Thu. May 26th, 2022

Retailers who get caught up in inflating the prices of COVID-19 rapid antigen tests risk significant fines or jail time as the nationwide shortage of kits continues.

Australian federal police have begun investigating RAT price cuts, warning individuals and businesses that they risk up to 5 years in prison or a $ 66,000 fine.

AFP announced the survey Friday morning, saying it had the power to investigate when a dealer or individual buys RATs from another dealer and resells them with an increase of more than 20 percent.

“For example, if a tobacconist buys RATs from a chemist and then sells those RATs for more than 20 percent of what they were bought for, that tobacconist faces criminal charges under the law,” AFP said in a declaration.

It does not apply to retailers who buy from a wholesaler.

AFP Crime Commissioner Nigel Ryan said there would be “zero tolerance” for those who profited on RATs.

Camera iconAustralian federal police released the investigation on Friday. NCA NewsWire / Sarah Marshall Credit: Corp Australia company profile

“AFP will use its full powers to crack down on RAT prices. Not only is the pricing of RATs unethical, but it is illegal, and AFP will use its significant resources to ensure that it protects the public from the illegal greed of others. ,” he said.

AFP has launched two investigations in Queensland and NSW following referrals from the National Consumer Watchdog.

The Australian Competition and Consumer Commission said earlier this week that it had significant concerns about the retail prices of rapid tests, which sell for up to $ 70 each, despite wholesale costs of between $ 3.95 and $ 11.45.

“Ultimately, we’ve received reports or seen media coverage of tests costing up to $ 500 for two tests through online marketplaces … which is clearly outrageous,” said ACCC President Rod Sims.

Mr. Sims had warned retailers that they could be “named and ashamed” and asked the public to warn the ACCC of cases of price falls, leading to nearly 2,000 tip-offs.

The Commonwealth Government, along with states and territories, has been pushing for the public to move away from “gold standard”, labor-intensive PCR testing and use RATs at home.

Camera iconACCC chair Rod Sims has criticized the “clearly outrageous” price cut. NCA NewsWire / Adam Yip Credit: Corp Australia company profile

But the fast test kits remain in very short supply and in high demand, leading to widespread reports of high prices and important workers struggling to find them.

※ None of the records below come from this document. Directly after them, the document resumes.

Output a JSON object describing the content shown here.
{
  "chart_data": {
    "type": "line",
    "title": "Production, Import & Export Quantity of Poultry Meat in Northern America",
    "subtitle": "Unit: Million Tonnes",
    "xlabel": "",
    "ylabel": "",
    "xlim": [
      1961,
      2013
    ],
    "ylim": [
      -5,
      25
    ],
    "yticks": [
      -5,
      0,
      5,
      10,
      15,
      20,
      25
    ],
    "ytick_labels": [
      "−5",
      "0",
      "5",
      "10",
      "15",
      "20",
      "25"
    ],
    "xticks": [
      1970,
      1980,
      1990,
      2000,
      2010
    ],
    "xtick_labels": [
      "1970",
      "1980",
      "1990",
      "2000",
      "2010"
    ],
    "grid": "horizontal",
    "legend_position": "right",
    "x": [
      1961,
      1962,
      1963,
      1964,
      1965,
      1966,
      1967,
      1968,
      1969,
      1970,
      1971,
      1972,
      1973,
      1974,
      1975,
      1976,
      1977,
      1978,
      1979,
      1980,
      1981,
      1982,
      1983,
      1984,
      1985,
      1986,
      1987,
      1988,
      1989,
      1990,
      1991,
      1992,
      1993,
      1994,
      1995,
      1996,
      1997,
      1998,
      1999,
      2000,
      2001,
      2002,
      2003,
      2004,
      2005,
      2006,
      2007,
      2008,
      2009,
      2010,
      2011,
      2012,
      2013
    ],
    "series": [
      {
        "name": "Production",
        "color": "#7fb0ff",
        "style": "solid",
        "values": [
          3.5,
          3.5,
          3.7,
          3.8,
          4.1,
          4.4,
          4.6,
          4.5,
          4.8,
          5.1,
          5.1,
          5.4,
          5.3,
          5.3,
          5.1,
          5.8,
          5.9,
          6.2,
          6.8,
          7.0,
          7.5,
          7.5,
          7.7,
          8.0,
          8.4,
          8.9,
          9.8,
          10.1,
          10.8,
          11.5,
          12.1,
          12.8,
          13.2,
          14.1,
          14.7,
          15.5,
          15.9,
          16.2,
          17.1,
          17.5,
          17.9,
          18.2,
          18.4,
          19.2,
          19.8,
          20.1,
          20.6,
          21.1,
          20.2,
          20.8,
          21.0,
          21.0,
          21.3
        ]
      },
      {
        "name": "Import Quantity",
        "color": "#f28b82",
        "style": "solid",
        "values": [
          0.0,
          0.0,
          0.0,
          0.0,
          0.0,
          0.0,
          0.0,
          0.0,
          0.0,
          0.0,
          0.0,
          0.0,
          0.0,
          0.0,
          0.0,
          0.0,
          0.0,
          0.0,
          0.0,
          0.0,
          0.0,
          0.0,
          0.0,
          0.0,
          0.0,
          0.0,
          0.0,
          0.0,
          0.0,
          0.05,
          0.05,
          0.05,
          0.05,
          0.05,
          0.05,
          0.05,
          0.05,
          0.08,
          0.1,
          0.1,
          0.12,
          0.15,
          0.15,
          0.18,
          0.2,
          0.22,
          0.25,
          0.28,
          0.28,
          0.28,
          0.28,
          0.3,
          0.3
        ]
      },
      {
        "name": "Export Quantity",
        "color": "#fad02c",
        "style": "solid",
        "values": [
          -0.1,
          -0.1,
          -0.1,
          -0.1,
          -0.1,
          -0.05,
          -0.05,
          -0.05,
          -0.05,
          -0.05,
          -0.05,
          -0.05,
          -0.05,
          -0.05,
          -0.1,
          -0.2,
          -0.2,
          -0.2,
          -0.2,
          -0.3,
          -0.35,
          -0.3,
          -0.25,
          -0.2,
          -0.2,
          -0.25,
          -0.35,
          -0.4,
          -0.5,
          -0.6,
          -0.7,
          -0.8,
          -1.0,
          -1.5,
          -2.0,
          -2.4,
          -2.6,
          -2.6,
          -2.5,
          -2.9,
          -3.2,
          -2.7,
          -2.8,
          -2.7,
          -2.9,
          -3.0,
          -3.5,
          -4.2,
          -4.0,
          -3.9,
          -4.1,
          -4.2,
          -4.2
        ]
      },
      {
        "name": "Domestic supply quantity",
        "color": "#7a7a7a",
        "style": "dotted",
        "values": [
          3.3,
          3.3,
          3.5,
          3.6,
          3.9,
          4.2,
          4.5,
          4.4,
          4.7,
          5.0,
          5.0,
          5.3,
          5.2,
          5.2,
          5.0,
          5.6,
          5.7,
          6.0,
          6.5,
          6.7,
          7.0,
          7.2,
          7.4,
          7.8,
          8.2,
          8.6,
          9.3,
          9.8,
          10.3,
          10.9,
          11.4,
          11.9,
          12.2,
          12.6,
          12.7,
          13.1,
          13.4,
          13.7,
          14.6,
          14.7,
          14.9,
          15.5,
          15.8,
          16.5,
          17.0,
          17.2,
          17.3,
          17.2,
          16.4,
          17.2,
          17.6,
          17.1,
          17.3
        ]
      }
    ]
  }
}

The federal government has vehemently rejected reported claims from retailers that it is redirecting orders for RATs to strengthen its own supplies.

AFP said Friday that its strike team had powers to force individuals or companies involved in price-cutting to hand over the RATs that would be sent to the national medical warehouse.

“To date, AFP has not seized or surrendered RATs, PPEs or other relevant medical supplies to National Medical Stockpile,” it said.

AFP expects more referrals from the ACCC, which will be coordinated under the Task-force LOTUS, which was set up last year to respond to potential criminal threats against the rollout of the Covid-19 vaccine.